What did they write? “Things that probably can’t be published,” Edward said. Oh, Edward. Yes, they can. All he would disclose was that the word wong — which apparently means king in Chinese — had been scrawled on his person. Our knowledge of Chinese is nonexistent, so we’ll take his word on that lesson in international relations.

We also learned stuff from 27-year-old Samir, a cool guy who was out celebrating a friend’s birthday. He told us that his wife was at home, pregnant with their first baby. He had to buy her a Coach purse as a trade-off for going out. (Hmm, we like that strategy of negotiation and plan to exploit it if we ever spawn any Baby Rangers.) Because they’re going to have a boy in July, we asked what advice he’d like to document in print for his son.

“Don’t buy a girl a drink unless it’s the true thing,” he improvised. Or Coach purses, either, we’d assume. He told us an endearing story about how he first met his future wife. The first time they went out was to XO in a group situation. He was a week and a half from turning 21 and had to use a fake ID to get in. The bouncer spotted his fake, and an undercover cop busted him. She, three years older, had already gone in, but when she learned that he wasn’t there, she started asking around. “She, I guess, had a little thing for me, too,” he finished. We thought that was a cute story — uh, ramifications from underage drinking and fake IDs aside.

His anecdote was definitely more endearing than the crap that 29-year-old Karin and 26-year-old Julie were getting that night. Both of the personable women told us that they were producers at WDAF Channel 4. Prior to One80, they’d been to Baja 600, where a car full of guys whistled at them as they walked in. Weirdly enough, the guys had brought a mascot: an Energizer bunny. Then the Fox women went to Kelly’s, where, on a previous occasion, a guy asked Karin if he could eat her pussy.

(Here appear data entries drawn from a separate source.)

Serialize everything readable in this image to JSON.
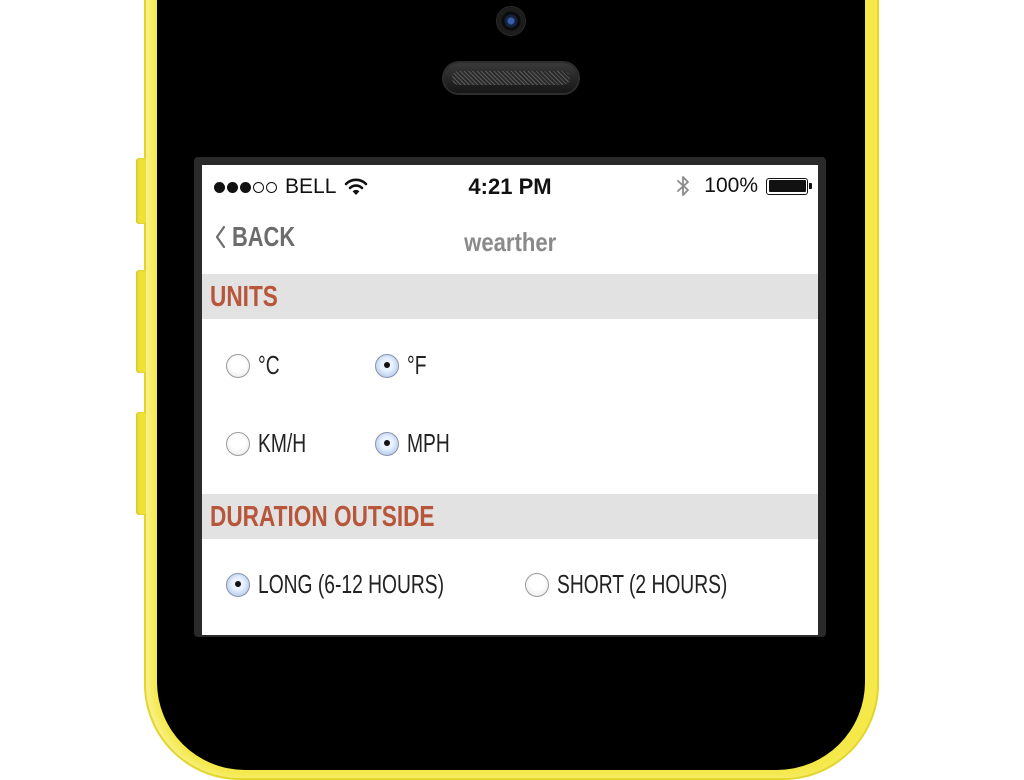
{
  "status_bar": {
    "carrier": "BELL",
    "signal_filled": 3,
    "signal_total": 5,
    "time": "4:21 PM",
    "battery_percent": "100%",
    "battery_level": 1.0
  },
  "nav": {
    "back_label": "BACK",
    "title": "wearther"
  },
  "sections": {
    "units": {
      "title": "UNITS",
      "temperature": [
        {
          "label": "°C",
          "selected": false
        },
        {
          "label": "°F",
          "selected": true
        }
      ],
      "speed": [
        {
          "label": "KM/H",
          "selected": false
        },
        {
          "label": "MPH",
          "selected": true
        }
      ]
    },
    "duration": {
      "title": "DURATION OUTSIDE",
      "options": [
        {
          "label": "LONG (6-12 HOURS)",
          "selected": true
        },
        {
          "label": "SHORT (2 HOURS)",
          "selected": false
        }
      ]
    }
  },
  "colors": {
    "phone_frame": "#f5e94a",
    "section_title": "#b7563a",
    "section_bg": "#e2e2e2",
    "nav_text": "#6c6c6c",
    "radio_selected": "#9cb8e6"
  },
  "icons": {
    "wifi": "wifi-icon",
    "bluetooth": "bluetooth-icon",
    "battery": "battery-icon",
    "back": "chevron-left-icon"
  }
}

He was from out of town, he explained, and had a hotel room nearby. She said no and walked out of the bar. We thought: Why do guys think that line would actually work? Sadly, we’re sure it has at some point.

The last person we met was 22-year-old Kiran, who, as we discovered, knows Night Ranger Dad through work. That was the time of night when things came around 360 degrees for us. Oh, and it was near the 1:30 mark, too. So we left, satisfied that whatever direction One80 takes, we’ve at least found a good spot for some weeknight drinking. We’ll give a big QED to that.